Kolumne

Klartext von Prahl: Star Trek in der Krise?

© Paramount

Reinhard Prahl spricht in seiner heutigen Kolumne Klartext zur Kritik an „Star Trek: Starfleet Academy“.

© Fotoscheune

Star Trek steckt in der Krise. Diese einfache Feststellung dürften recht viele, vorwiegend bei den diversen Social-Media-Vertretern aktive Fans, fett unterstreichen. Was aber, wenn sich dieser Satz gar nicht auf das Objekt des derzeit grassierenden fannischen Wutbürgertums bezieht, sondern auf die Fans selbst? Meiner Meinung nach sind es nämlich nicht Alex Kurtzman und der um ihn versammelte Kreativenkreis, die das Franchise in eine tiefe Sinnkrise stürzten, sondern eben jene Menschen, die ebenso lautstark wie sinnlos alles niedermachen, was als Star Trek seit 2009 über die Leinwände und Bildschirme dieser Welt flimmert.

Da werden Floskeln und Phrasen wie „Kurz-Dreck“, „Katastrophe“ und „der Untergang von Star Trek“ ins Netz ausgespien und als „berechtigte“ oder gar „sachliche“ Kritik deklariert. Doch ist ein Terminus wie „Kurz-Dreck“ (als Hashtag gerne auch #Kurz-Drekk) tatsächlich eine berechtigte Kritik? Und weiter gefragt: sind Influencer wie Sci-Fi-News oder Nerdzika also die wahren Wissenden? Diejenigen, die mehr Ahnung als andere haben, und zwar, weil sie den Schulterschluss mit den oben angesprochenen Wutbürgern suchen?

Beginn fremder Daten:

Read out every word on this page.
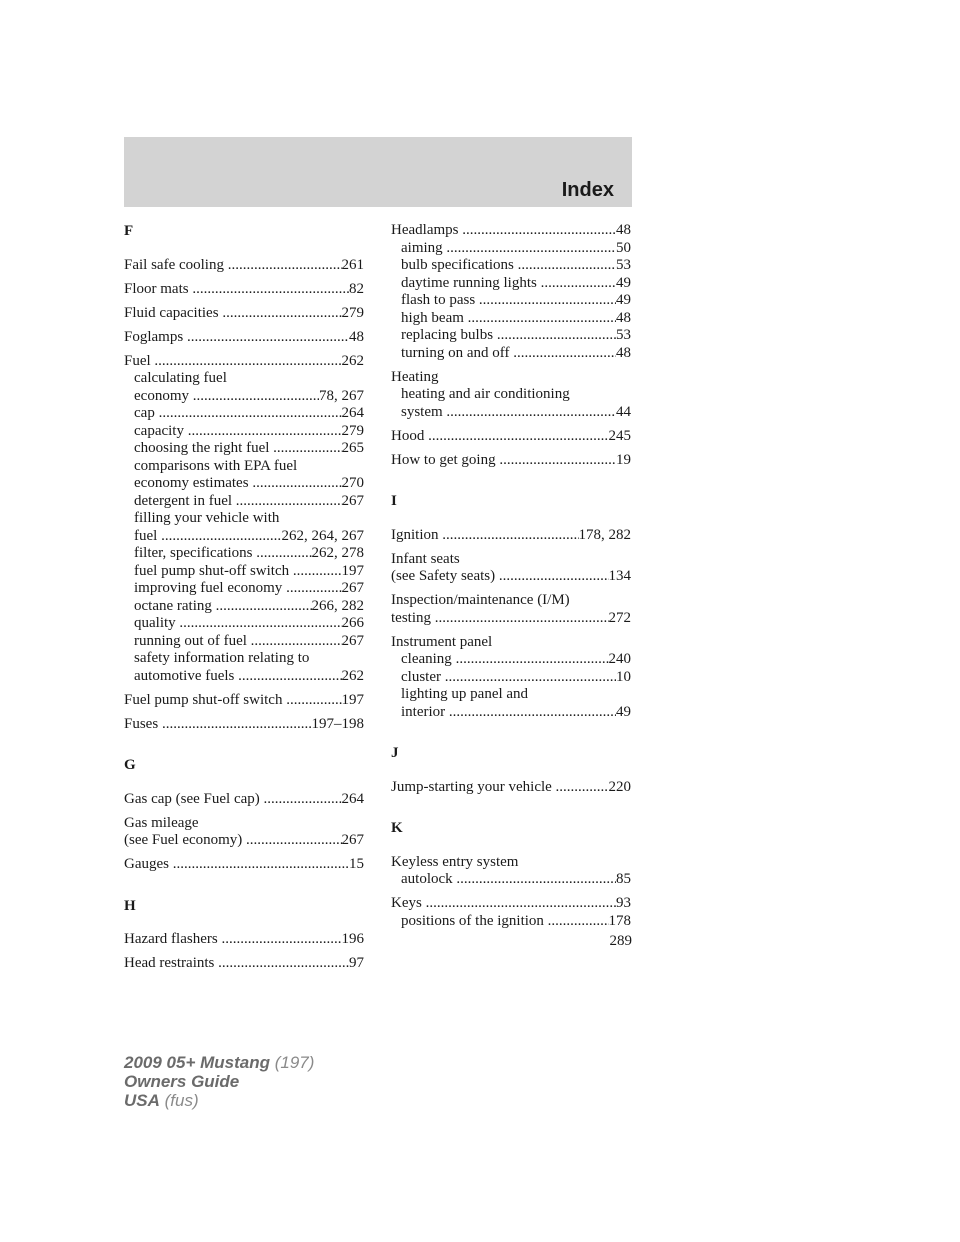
Index
F
Fail safe cooling .....	261
Floor mats .....	82
Fluid capacities .....	279
Foglamps .....	48
Fuel .....	262
calculating fuel
economy .....	78, 267
cap .....	264
capacity .....	279
choosing the right fuel .....	265
comparisons with EPA fuel
economy estimates .....	270
detergent in fuel .....	267
filling your vehicle with
fuel .....	262, 264, 267
filter, specifications .....	262, 278
fuel pump shut-off switch .....	197
improving fuel economy .....	267
octane rating .....	266, 282
quality .....	266
running out of fuel .....	267
safety information relating to
automotive fuels .....	262
Fuel pump shut-off switch .....	197
Fuses .....	197–198
G
Gas cap (see Fuel cap) .....	264
Gas mileage
(see Fuel economy) .....	267
Gauges .....	15
H
Hazard flashers .....	196
Head restraints .....	97
Headlamps .....	48
aiming .....	50
bulb specifications .....	53
daytime running lights .....	49
flash to pass .....	49
high beam .....	48
replacing bulbs .....	53
turning on and off .....	48
Heating
heating and air conditioning
system .....	44
Hood .....	245
How to get going .....	19
I
Ignition .....	178, 282
Infant seats
(see Safety seats) .....	134
Inspection/maintenance (I/M)
testing .....	272
Instrument panel
cleaning .....	240
cluster .....	10
lighting up panel and
interior .....	49
J
Jump-starting your vehicle .....	220
K
Keyless entry system
autolock .....	85
Keys .....	93
positions of the ignition .....	178
289
2009 05+ Mustang (197)
Owners Guide
USA (fus)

Oder befeuern sie nicht vielmehr eine Haltung, die mit den von Gene Roddenberry erdachten Werten nichts zu tun hat? Sam ist nervig, die Klingonen nicht klingonisch genug, die Figuren zu kindisch, es gibt zu viel „Liebesgeschwurbel“, zu viel Fanservice, keinen Tiefsinn (wobei nicht erklärt wird, was genau mit „Tiefsinn“ eigentlich gemeint ist) und so weiter. Man redet munter über mangelnde philosophische uns soziologische Ansätze und trampelt durch das Netz wie der berühmte Elefant im Porzellanladen.

Ich habe in den letzten Tagen die Probe aufs Exempel gemacht und versucht, mich in einer besonders aggressiv aufgestellten Facebookgruppe auf sachliche Diskussionen einzulassen. Ich fragte nach, wo genau die immer wieder propagierten Plotholes (auch: Logiklöcher) liegen. Warum genau die Figuren aus schreibtechnischer Sicht „schlecht geschrieben“ sind, wo die Fehler in der Struktur der Drehbücher liegen, an welchen Stellen die Regie, die Kameraführung, die Beleuchtung und der Schnitt versagen.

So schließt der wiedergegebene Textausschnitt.